I did a reggae night at Joe’s Pub. You learn –with reggae especially—that you need to know what your records are about. You can’t just use the excuse of patois and riddim. One night I was playing Shabba Ranks “Browning.” It’s about women bleaching their skin with battery acid to look whiter. You really need to be aware. Shabba had to make a response record to that.
It’s important to know what your records mean, how they related to the other records you’re playing, where they come from, these are all things you have to take into account. You can't be overly didactic either. You’re there for a party at the end of the day. But party’s can have functions and reasons.
Party for your right to fight.
Yeah, and you can’t just overlook that and be completely hedonistic about it. If you did that, it becomes the bad aspect of what post-modernism is, this meaningless pastiche. If you want to get down to it, yeah, everything is meaningless, in the sense that it doesn’t have inherent meaning. But you need to encourage people to participate in the meaning of it and tease it out. or create new meaning. They are fluid things, but you need to encourage it and guide that river. It’s an important thing and that’s part of your role as a DJ. And with editing too, you’re trying to bring attention to certain records.
Did you learn about edits through Ron Hardy?
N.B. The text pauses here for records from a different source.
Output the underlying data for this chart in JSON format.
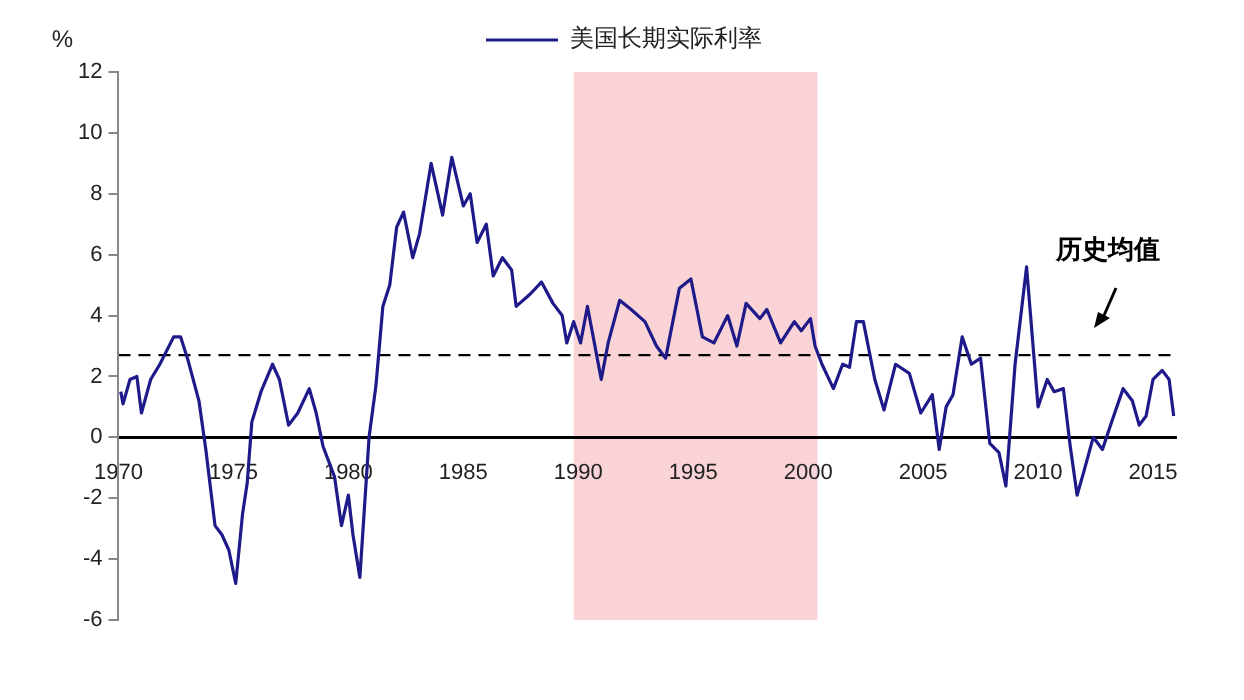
{
  "chart_data": {
    "type": "line",
    "ylabel": "%",
    "legend": "top",
    "series": [
      {
        "name": "美国长期实际利率",
        "color": "#1f1a8a",
        "x": [
          1970.1,
          1970.2,
          1970.5,
          1970.8,
          1971.0,
          1971.4,
          1971.8,
          1972.4,
          1972.7,
          1973.0,
          1973.5,
          1973.8,
          1974.2,
          1974.5,
          1974.8,
          1975.1,
          1975.4,
          1975.6,
          1975.8,
          1976.2,
          1976.7,
          1977.0,
          1977.4,
          1977.8,
          1978.3,
          1978.6,
          1978.9,
          1979.4,
          1979.7,
          1980.0,
          1980.2,
          1980.5,
          1980.9,
          1981.2,
          1981.5,
          1981.8,
          1982.1,
          1982.4,
          1982.8,
          1983.1,
          1983.6,
          1984.1,
          1984.5,
          1985.0,
          1985.3,
          1985.6,
          1986.0,
          1986.3,
          1986.7,
          1987.1,
          1987.3,
          1987.9,
          1988.4,
          1988.9,
          1989.3,
          1989.5,
          1989.8,
          1990.1,
          1990.4,
          1990.7,
          1991.0,
          1991.3,
          1991.8,
          1992.3,
          1992.9,
          1993.4,
          1993.8,
          1994.4,
          1994.9,
          1995.4,
          1995.9,
          1996.5,
          1996.9,
          1997.3,
          1997.9,
          1998.2,
          1998.8,
          1999.4,
          1999.7,
          2000.1,
          2000.3,
          2000.6,
          2001.1,
          2001.5,
          2001.8,
          2002.1,
          2002.4,
          2002.9,
          2003.3,
          2003.8,
          2004.4,
          2004.9,
          2005.4,
          2005.7,
          2006.0,
          2006.3,
          2006.7,
          2007.1,
          2007.5,
          2007.9,
          2008.3,
          2008.6,
          2009.0,
          2009.5,
          2010.0,
          2010.4,
          2010.7,
          2011.1,
          2011.4,
          2011.7,
          2012.0,
          2012.4,
          2012.8,
          2013.2,
          2013.7,
          2014.1,
          2014.4,
          2014.7,
          2015.0,
          2015.4,
          2015.7,
          2015.9
        ],
        "values": [
          1.5,
          1.1,
          1.9,
          2.0,
          0.8,
          1.9,
          2.4,
          3.3,
          3.3,
          2.6,
          1.2,
          -0.4,
          -2.9,
          -3.2,
          -3.7,
          -4.8,
          -2.5,
          -1.5,
          0.5,
          1.5,
          2.4,
          1.9,
          0.4,
          0.8,
          1.6,
          0.8,
          -0.3,
          -1.3,
          -2.9,
          -1.9,
          -3.2,
          -4.6,
          0.0,
          1.7,
          4.3,
          5.0,
          6.9,
          7.4,
          5.9,
          6.7,
          9.0,
          7.3,
          9.2,
          7.6,
          8.0,
          6.4,
          7.0,
          5.3,
          5.9,
          5.5,
          4.3,
          4.7,
          5.1,
          4.4,
          4.0,
          3.1,
          3.8,
          3.1,
          4.3,
          3.1,
          1.9,
          3.1,
          4.5,
          4.2,
          3.8,
          3.0,
          2.6,
          4.9,
          5.2,
          3.3,
          3.1,
          4.0,
          3.0,
          4.4,
          3.9,
          4.2,
          3.1,
          3.8,
          3.5,
          3.9,
          3.0,
          2.4,
          1.6,
          2.4,
          2.3,
          3.8,
          3.8,
          1.9,
          0.9,
          2.4,
          2.1,
          0.8,
          1.4,
          -0.4,
          1.0,
          1.4,
          3.3,
          2.4,
          2.6,
          -0.2,
          -0.5,
          -1.6,
          2.4,
          5.6,
          1.0,
          1.9,
          1.5,
          1.6,
          -0.3,
          -1.9,
          -1.1,
          0.0,
          -0.4,
          0.5,
          1.6,
          1.2,
          0.4,
          0.7,
          1.9,
          2.2,
          1.9,
          0.7
        ]
      }
    ],
    "xlim": [
      1970,
      2016
    ],
    "xticks": [
      1970,
      1975,
      1980,
      1985,
      1990,
      1995,
      2000,
      2005,
      2010,
      2015
    ],
    "ylim": [
      -6,
      12
    ],
    "yticks": [
      -6,
      -4,
      -2,
      0,
      2,
      4,
      6,
      8,
      10,
      12
    ],
    "grid": false,
    "marker": "none",
    "line_style": "solid",
    "ref_lines": [
      {
        "axis": "y",
        "value": 2.7,
        "label": "历史均值",
        "color": "#000000",
        "line_style": "dashed"
      }
    ],
    "bands": [
      {
        "axis": "x",
        "from": 1989.8,
        "to": 2000.4,
        "color": "#f9d3d6"
      }
    ]
  }
}
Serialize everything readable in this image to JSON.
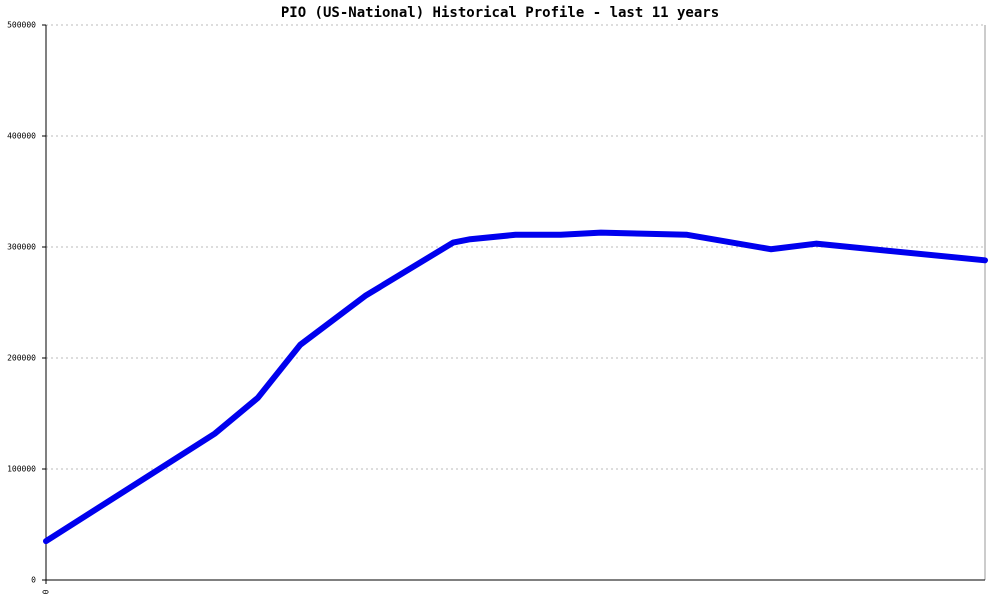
{
  "chart_data": {
    "type": "line",
    "title": "PIO (US-National) Historical Profile - last 11 years",
    "x": [
      0,
      1.98,
      2.48,
      2.98,
      3.74,
      4.77,
      4.97,
      5.5,
      6.03,
      6.5,
      6.97,
      7.51,
      8.49,
      9.02,
      11
    ],
    "series": [
      {
        "color": "#0000ee",
        "values": [
          35000,
          132000,
          164000,
          212000,
          256000,
          304000,
          307000,
          311000,
          311000,
          313000,
          312000,
          311000,
          298000,
          303000,
          288000
        ]
      }
    ],
    "xlim": [
      0,
      11
    ],
    "xticks": [
      0
    ],
    "ylim": [
      0,
      500000
    ],
    "yticks": [
      0,
      100000,
      200000,
      300000,
      400000,
      500000
    ],
    "grid": true
  }
}
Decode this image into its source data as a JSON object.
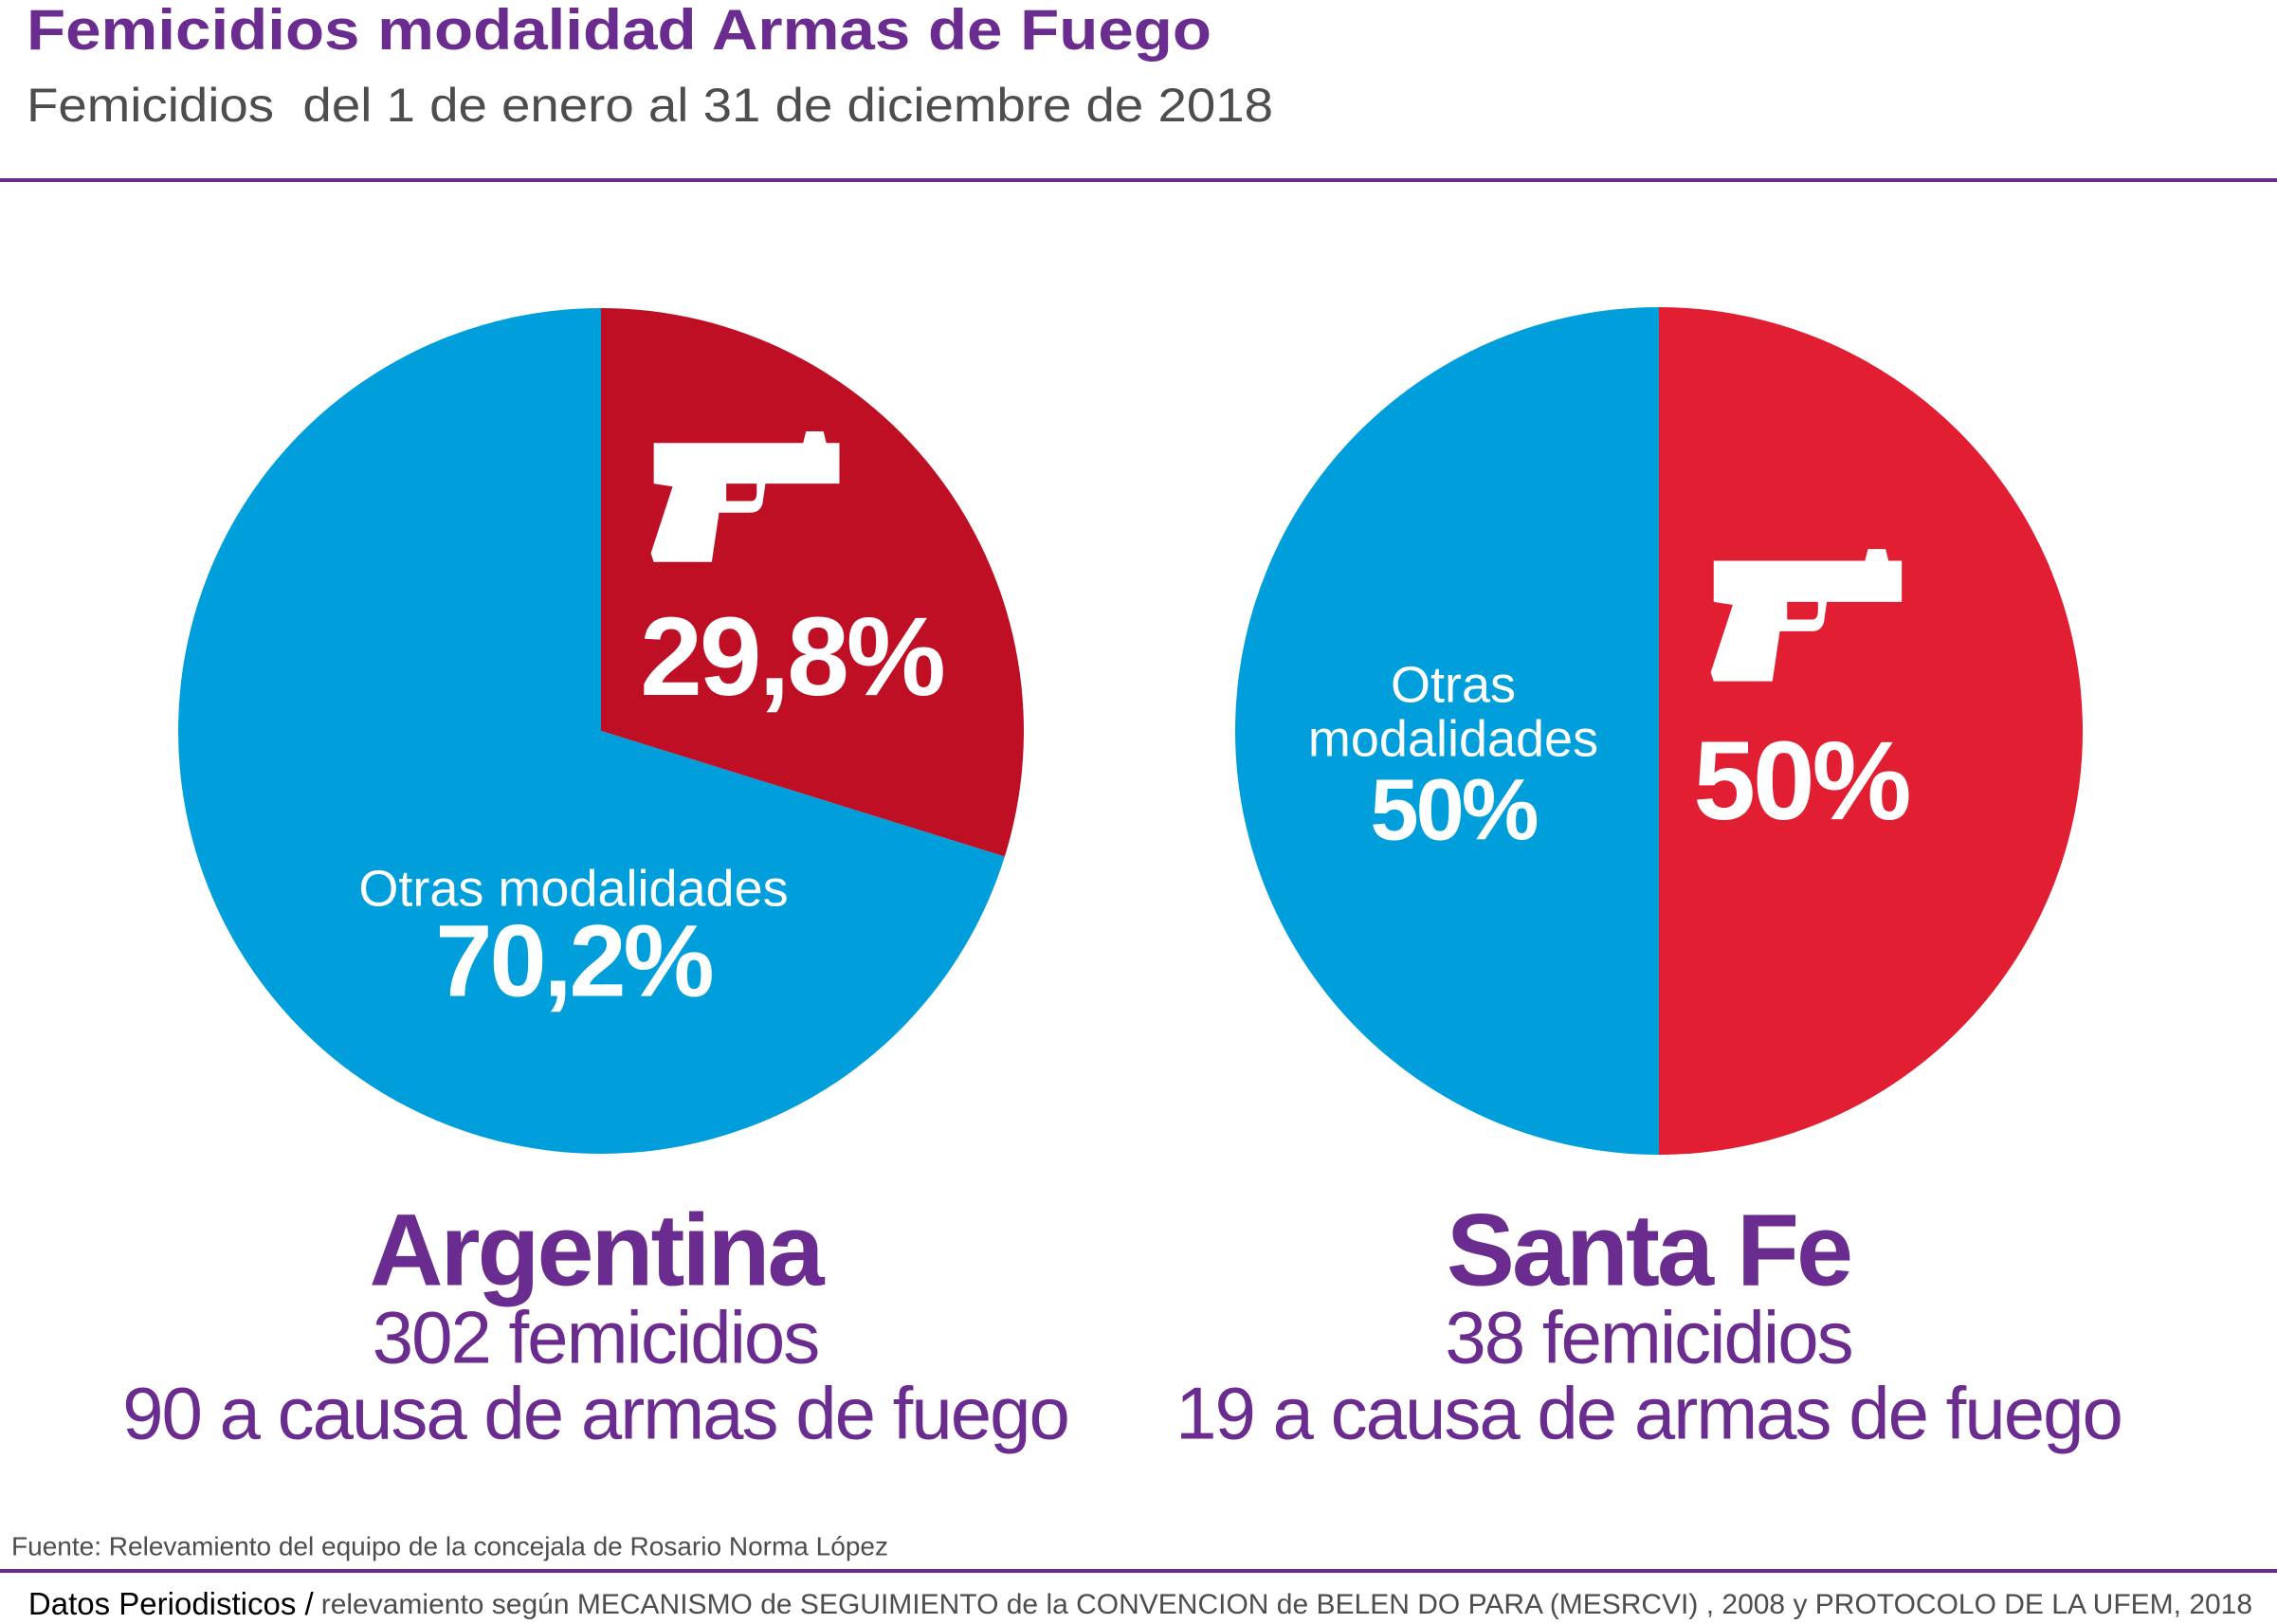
{
  "header": {
    "title": "Femicidios modalidad Armas de Fuego",
    "subtitle": "Femicidios  del 1 de enero al 31 de diciembre de 2018"
  },
  "chart_data": [
    {
      "type": "pie",
      "title": "Argentina",
      "subtitle": [
        "302 femicidios",
        "90 a causa de armas de fuego"
      ],
      "categories": [
        null,
        "Otras modalidades"
      ],
      "values": [
        29.8,
        70.2
      ],
      "value_labels": [
        "29,8%",
        "70,2%"
      ],
      "colors": [
        "#be0f25",
        "#009fdb"
      ]
    },
    {
      "type": "pie",
      "title": "Santa Fe",
      "subtitle": [
        "38 femicidios",
        "19 a causa de armas de fuego"
      ],
      "categories": [
        null,
        "Otras modalidades"
      ],
      "values": [
        50,
        50
      ],
      "value_labels": [
        "50%",
        "50%"
      ],
      "colors": [
        "#e21e32",
        "#009fdb"
      ]
    }
  ],
  "source": "Fuente: Relevamiento del equipo de la concejala de Rosario Norma López",
  "footer": {
    "brand": "Datos Periodisticos /",
    "text": "relevamiento según MECANISMO de SEGUIMIENTO de la CONVENCION de BELEN DO PARA (MESRCVI) , 2008 y PROTOCOLO DE LA UFEM, 2018"
  }
}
I knew about it and realized that he was editing. I didn’t grasp that. The way he’s repeating stuff is the same kind of aesthetic of repetition and extending things out. The Chicago idea of minimalism, house came out of basically this culture of people digging fro deeper records, but also, they stopped making disco records. People realized they had to make them longer, put an 808 under it, which morphed into house culture. There was house culture before there was house music, just like hip-hop.
Or like disco, with the culture.
Disco in that there was uptempo soul music. Disco didn’t have this revolutionary formal aspect based on pastiche and collaging and combining and re-contextualizing things. Disco turned into an aesthetic. You had MFSB, uptempo Philly Soul stuff, faster rock records. Early NY underground disco, what Mancuso was playing, “Woman” by Barrabas, records like that as a template.
Then there’s commercial disco, after SNF, record companies thinking it was a gold mine and just pumping out all this shit. 95% of which is utterly horrible. But there will be this random 5%. They didn’t give a fuck, here’s money, make records. Oh, Debussy over a disco beat. Some of those things, by law of averages, came out amazing.
Then it got bloated, imploded, turned into boogie. There was still a need for club records, but they got leaner. You had keyboards instead of string sections. But with house music and hip-hop, it was people making something new using these radical formal techniques out of those raw materials. That’s the distinction. Those were aesthetic lenses that you viewed things through. You can hear aspects of disco in Steve Miller and “Miss You,” but the 4/4 was in the air. But it wasn’t as radical as the breaks of house. Edits are a continuum through all of that. Walter Gibbons making eight-minute mixes out of multi-tracks of a three-minute soul record. Tom Moulton and Walter Gibbons are the origins of it. You have it going into Danny Krivit and then you have Francois K. the way he did 12 mixes were edits with effects on them. He’s a real template for how you do that kind of stuff. His approach is still the best approach. The Rapture remix is my version of a Francois K. mix.